L'accord-cadre nucléaire conclu le 2 avril en Suisse entre Téhéran et le groupe des « 5+1 » (Chine, Etats-Unis, France, Royaume-Uni,

Russie et Allemagne) Plutôt positif ?

Au milieu d'une situation internationale de plus en plus complexe et dangereuse -non résolution de la crise ukrainienne, poursuite des offensives de Daesh en Syrie et en Irak, multiples conflits ethno-religieux en Afrique, apparition des cyber-attaques dont dernièrement la suspension des émissions de la chaîne TV5 Monde - : « l'accord conclu à Lausanne entre Américains, Européens et Russes, d'une part et l'Iran d'autre part, est en lui-même une bonne nouvelle », note Jean-Marie Colombani dans son Bloc-notes. Pour l'ancien directeur du quotidien Le Monde, « les termes de l'accord laissent penser que l'éventualité d'un nucléaire militaire iranien est au moins repoussée d'une bonne quinzaine d'années ».

La possibilité d'un armement nucléaire iranien rapide était en effet au cœur des préoccupations, notamment dans une grande région instable où deux pays possèdent déjà l'arme suprême, Israël et le Pakistan. Téhéran a donné des gages de bonne foi dans ce domaine : l'Iran s'engage à ne plus produire d'uranium enrichi, composant fondamental de l'arme nucléaire, et à diviser par trois le nombre de ses centrifugeuses ( outil nécessaire dans ce domaine). L'Etat iranien ne démantèlera aucun de ces sites, réputés relevant du nucléaire civil mais n'en reconstruira pas de nouveau et accepte des inspections internationales.

ACCORD «DONNANT-DONNANT»

La grande contrepartie gagnée par les Iraniens est la levée des sanctions économiques internationales. Le pays, qui dispose de nombreux atouts de croissance, voyait son économie étranglée par ces sanctions. L'opinion publique iranienne a donc salué positivement cet accord. Le président Hassan Rohani avait d'ailleurs été élu sur sa promesse d'obtenir la levée des sanctions internationales par la négociation. La société civile est donc très satisfaite du résultat.

Grâce à cet accord-cadre, le modéré Rohani sort gagnant des discussions.

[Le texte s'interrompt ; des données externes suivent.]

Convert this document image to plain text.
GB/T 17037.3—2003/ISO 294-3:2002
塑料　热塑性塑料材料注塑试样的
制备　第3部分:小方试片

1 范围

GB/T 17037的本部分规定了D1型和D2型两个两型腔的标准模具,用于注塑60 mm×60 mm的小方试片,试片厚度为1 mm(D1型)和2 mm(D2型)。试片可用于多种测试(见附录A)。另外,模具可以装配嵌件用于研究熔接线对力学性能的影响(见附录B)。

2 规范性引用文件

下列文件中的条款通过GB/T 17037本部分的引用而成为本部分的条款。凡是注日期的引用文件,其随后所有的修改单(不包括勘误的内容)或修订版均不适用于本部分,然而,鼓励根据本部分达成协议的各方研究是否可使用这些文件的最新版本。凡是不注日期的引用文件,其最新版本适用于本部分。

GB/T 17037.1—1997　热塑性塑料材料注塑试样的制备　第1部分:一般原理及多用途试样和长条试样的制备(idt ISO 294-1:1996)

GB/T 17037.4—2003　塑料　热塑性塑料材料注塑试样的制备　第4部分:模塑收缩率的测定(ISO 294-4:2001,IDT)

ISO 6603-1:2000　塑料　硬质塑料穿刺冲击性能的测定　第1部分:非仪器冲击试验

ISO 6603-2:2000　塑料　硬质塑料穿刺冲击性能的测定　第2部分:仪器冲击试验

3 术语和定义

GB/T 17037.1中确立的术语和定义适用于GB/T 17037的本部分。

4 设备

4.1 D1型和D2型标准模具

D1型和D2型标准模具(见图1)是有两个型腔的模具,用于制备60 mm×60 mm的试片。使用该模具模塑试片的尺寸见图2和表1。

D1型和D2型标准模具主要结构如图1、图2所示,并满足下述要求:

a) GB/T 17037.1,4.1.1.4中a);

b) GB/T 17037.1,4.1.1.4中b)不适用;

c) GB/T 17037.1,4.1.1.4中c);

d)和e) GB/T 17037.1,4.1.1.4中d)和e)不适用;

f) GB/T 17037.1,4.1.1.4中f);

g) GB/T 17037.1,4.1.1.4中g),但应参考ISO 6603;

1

De même que le guide suprême, Ali Khamenei, lequel a défendu et protégé ces négociations malgré son anti-américanisme. Aujourd'hui, tous deux voient leur capital politique rehaussé.

Mais « la ligne dure » domine au Parlement, et il est clair que nombre de ses membres restent profondément anti-américains et contestent les concessions faites par le Président. En dépit d'un large consensus politique, Hassan Rohani devra mener une rude bataille. D'autant plus avec la tenue des élections législatives l'an prochain », note Gilles Coville, spécialiste du Moyen-Orient.

Ce n'est pas la seule difficulté que rencontrera cet accord. Tout d'abord ce dernier doit être encore finalisé dans les trois mois qui viennent. De surcroît, le front commun qui avait plutôt prévalu depuis le début des négociations, en novembre 2013, entre Américains, Russes et Européens, s'étiole. Vladimir Poutine a signé, lundi 13 avril, un décret annulant l'interdiction faite en 2010 à la Russie de livrer à l'Iran des missiles S-300.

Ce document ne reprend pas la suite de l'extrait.